A pereginação por redações do péssimo advogado que se tornou notório jornalista, como o define José Maria Rabêlo, não foi por vontade própria. Wander Piroli não se alinhava às diretrizes dos veículos, vigentes ainda hoje, de não contrariar parceiros comerciais nem ofender a massa conservadora da sociedade. Mas a vida, como diria Nelson Rodrigues, é como ela é e não se deve contrariá-la. A pedido, vou falar desse personagem, que não admitia se omitir e esconder do povo o que é do povo. Não vou discorrer sobre sua veia de escritor, porque não sou versado em literatura. Nem tenho pretensão de sê-lo. A prudência recomenda fixar no homem. E só.

Wander Piroli não era de justificar ações nem de se desculpar pelo teor de seu texto ou por decisões como editor.

“Chefe, esta matéria vai levantar os cabelos do comando da empresa. Posso redigir?”, perguntava o repórter. “Evidente que pode, amanhã a gente vê o pênis.” No outro dia, uma reposta inteligente fazia murchar a furiosa ereção superior. Como fez seu grande parceiro, Bley Barbosa, quando os dois foram chamados pelo dono de um diário que reclamava do palavreado usado em algumas reportagens pertinentes a temas picantes. “Minha vó ligou reclamando dos termos, que considera indecentes.” “E, por acaso, estamos fazendo jornal para sua avó?”, rebateu Bley.

Piroli jamais se deu por vencido diante da insensatez. A caçada moralista imposta a O menino e o pinto do menino, com julgamento público, não pelo conteúdo, intenso e cativante, e sim pelo título e pela ilustração da capa, correu mundo. O escritor-jornalista não saiu por aí a dar explicações à intolerância, em defesa da obra.
Calou-se, à espera, diante de uma generosa dose de cachaça. Bom conhecedor da contraditória alma humana, sabia que, mais cedo ou mais tarde, seria absolvido. A poeira desceu e o livro é um dos mais traduzidos e festejados de sua lavra.

O ótimo escritor e execrável ex-advogado não era dado a conceituar personagens. Eles falam por si. Situam-se em planos que os identificam plenamente. Falar o quê de Cintura Fina, da navalha amarrada à ponta de um barbante, viajante noturno pelos bares da Praça Vaz de Melo, uma dama debaixo do sol e uma mundana sob a mansa e vaga luminosidade da lua? Estava, assim configurado, pronto para defender seu território das ofensas e da então truculenta Guarda Civil.

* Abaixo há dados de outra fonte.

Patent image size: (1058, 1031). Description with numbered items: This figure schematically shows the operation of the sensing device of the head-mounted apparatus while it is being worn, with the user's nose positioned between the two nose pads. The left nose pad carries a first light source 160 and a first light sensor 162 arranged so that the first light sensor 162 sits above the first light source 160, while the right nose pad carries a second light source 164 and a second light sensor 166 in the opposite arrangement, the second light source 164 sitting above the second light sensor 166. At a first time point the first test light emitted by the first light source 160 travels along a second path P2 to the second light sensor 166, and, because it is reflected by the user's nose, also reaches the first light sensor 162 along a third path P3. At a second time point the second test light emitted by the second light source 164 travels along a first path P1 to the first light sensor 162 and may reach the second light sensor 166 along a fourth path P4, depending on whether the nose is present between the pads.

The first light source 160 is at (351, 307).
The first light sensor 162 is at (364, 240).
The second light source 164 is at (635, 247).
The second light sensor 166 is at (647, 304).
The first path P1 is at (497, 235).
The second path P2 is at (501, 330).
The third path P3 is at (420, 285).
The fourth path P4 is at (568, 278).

Era apaixonado pela vida, por pessoas. Tanto que acordava com a aurora, para, da janela da sala do apartamento, no alto do Bairro da Serra, com um copo de pinga regada a suco de laranja, por-se a observar a massa trabalhadora descer o morro a caminho de serviço. Tentava descobrir se os olhos operários enxergavam esperança no fim da trilha.
Sim ou não, era preciso seguir. “Estamos todos condenados a ir em frente.”

O outro Piroli, o pescador, munia-se de vara e anzol não para matar peixes. E sim para conviver com o filho Bruno ou, carinhosamente, Bumba. Numa dessas aventuras, descobriu que os rios já não eram os mesmos. Não se conteve e reagiu aos poluidores com um relevante palavrão e um livro infantil, o primeiro do gênero a tratar com seriedade a questão ambiental. E foi o respeito pela natureza que o levou a enviar uma dupla de repórteres, texto e fotos, desafiando a orientação do jornal, para acompanhar, por dias, a dor e decepção de um lobo-guará, preso e achincalhado em uma tosca jaula montada na praça central de uma cidade do interior mineiro.

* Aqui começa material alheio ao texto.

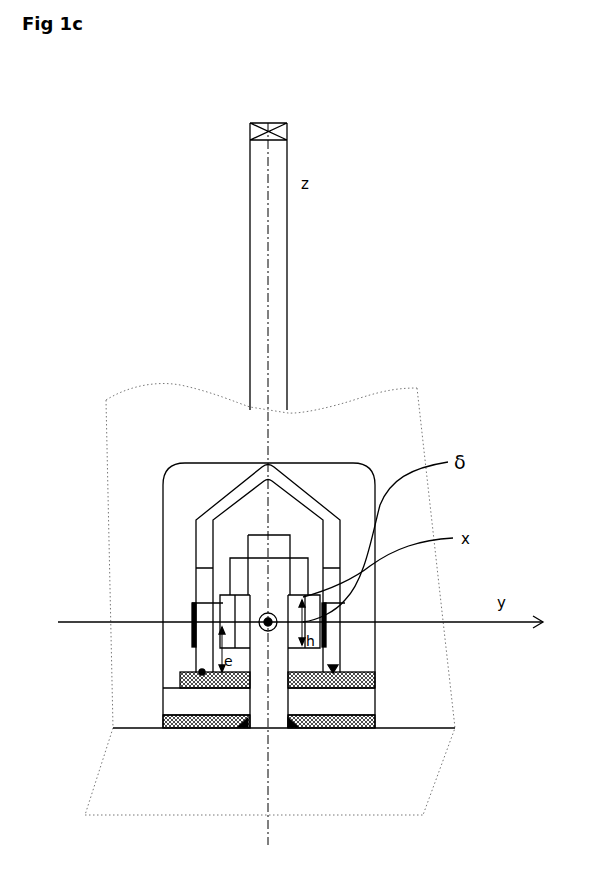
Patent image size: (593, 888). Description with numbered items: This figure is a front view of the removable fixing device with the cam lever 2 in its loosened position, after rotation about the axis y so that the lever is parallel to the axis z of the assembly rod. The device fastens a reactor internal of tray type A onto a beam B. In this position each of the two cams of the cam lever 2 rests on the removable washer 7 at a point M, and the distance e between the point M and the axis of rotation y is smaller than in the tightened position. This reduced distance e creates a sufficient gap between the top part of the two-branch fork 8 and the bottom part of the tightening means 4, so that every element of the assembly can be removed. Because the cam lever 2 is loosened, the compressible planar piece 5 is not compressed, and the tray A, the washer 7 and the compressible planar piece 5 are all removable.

Esse Wander, vaqueiro de uma manada de búfalos no peito, ganhou do autor, na biografia prestes a ser lançada, o direito à fala. As frases destinam valor maior à obra. Como amigo e pirolista convicto, aplaudo Fabrício Marques, Aparecida Piroli, seus filhos e netos por este trabalho em reverência ao admirável, física e mentalmente, escritor-jornalista. Leitura obrigatória não digo, para não parecer imposição. Recomendável, sim.